A financial report that details the amount of cash and cash equivalents entering and leaving a company.

Business Glossary provided by


Cash Flow Statement is a financial statement that shows how changes in balance sheet accounts and income affect cash and cash equivalents, and breaks the analysis down to operating, investing, and financing activities. It is essential for assessing the liquidity and long-term solvency of a business.

Context of Use:

This statement is used in the fields of accounting and finance to provide a detailed view of a company's cash inflows and outflows over a specific period. It helps investors, creditors, and management understand the company's ability to generate cash and fund its operations.


The purpose of the cash flow statement is to give stakeholders a clear picture of the company's cash activities related to its operations, investments, and financing, highlighting its ability to manage cash effectively.


  • Operating Activities: Includes cash receipts from sales of goods and services and cash payments for expenses.

  • Investing Activities: Involves cash used for purchasing capital assets or investment in securities.

  • Financing Activities: Covers cash raised by issuing stocks or bonds and cash used to pay dividends or reduce debt.

Related Terms:

  • Operating Cash Flow: Cash generated from the core business operations.

  • Investment Cash Flow: Cash used for investments in capital assets, such as equipment and buildings.

  • Financing Cash Flow: Cash transactions related to a company’s financing activities.
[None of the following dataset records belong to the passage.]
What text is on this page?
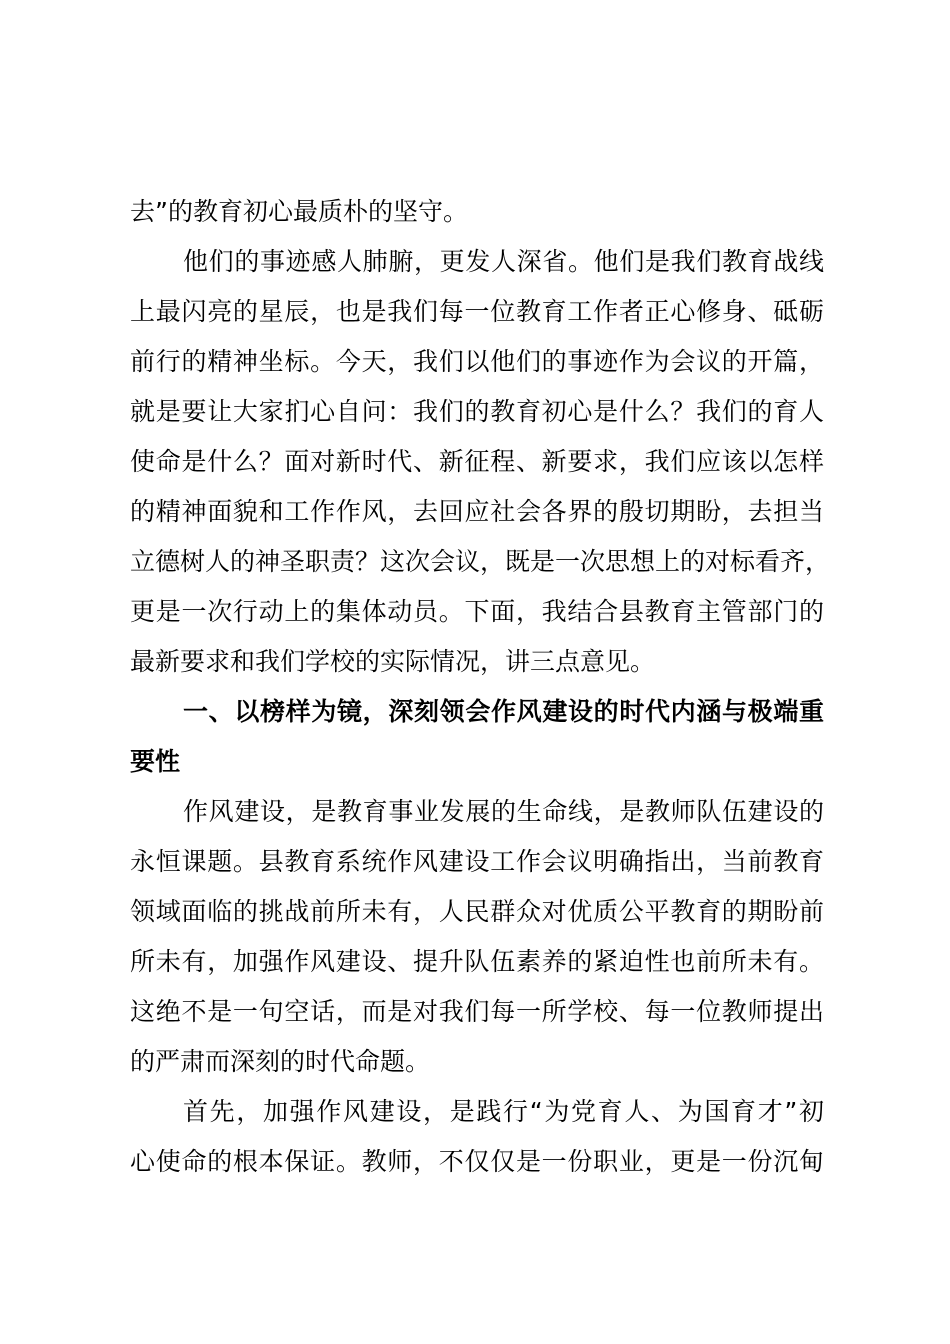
去”的教育初心最质朴的坚守。
他们的事迹感人肺腑，更发人深省。他们是我们教育战线
上最闪亮的星辰，也是我们每一位教育工作者正心修身、砥砺
前行的精神坐标。今天，我们以他们的事迹作为会议的开篇，
就是要让大家扪心自问：我们的教育初心是什么？我们的育人
使命是什么？面对新时代、新征程、新要求，我们应该以怎样
的精神面貌和工作作风，去回应社会各界的殷切期盼，去担当
立德树人的神圣职责？这次会议，既是一次思想上的对标看齐，
更是一次行动上的集体动员。下面，我结合县教育主管部门的
最新要求和我们学校的实际情况，讲三点意见。
一、以榜样为镜，深刻领会作风建设的时代内涵与极端重
要性
作风建设，是教育事业发展的生命线，是教师队伍建设的
永恒课题。县教育系统作风建设工作会议明确指出，当前教育
领域面临的挑战前所未有，人民群众对优质公平教育的期盼前
所未有，加强作风建设、提升队伍素养的紧迫性也前所未有。
这绝不是一句空话，而是对我们每一所学校、每一位教师提出
的严肃而深刻的时代命题。
首先，加强作风建设，是践行“为党育人、为国育才”初
心使命的根本保证。教师，不仅仅是一份职业，更是一份沉甸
1. What are the three main sections of a cash flow statement?

A: The three main sections are operating activities, investing activities, and financing activities.

2. How does the cash flow statement differ from an income statement?

A: The cash flow statement focuses on actual cash transactions, while the income statement accounts for all revenue and expenses, including non-cash items like depreciation.

3. Why is the cash flow statement important?

A: It provides insights into the company's liquidity, revealing how well it manages cash to fund its operations and growth.

4. Can a company be profitable but still have negative cash flow?

A: Yes, this can happen if profits are tied up in non-cash assets or if there are large cash outflows for investments or debt repayment.

5. How can a cash flow statement help in financial planning?

A: By detailing how cash moves through the company, it helps management plan for future cash needs and schedule expenditures accordingly.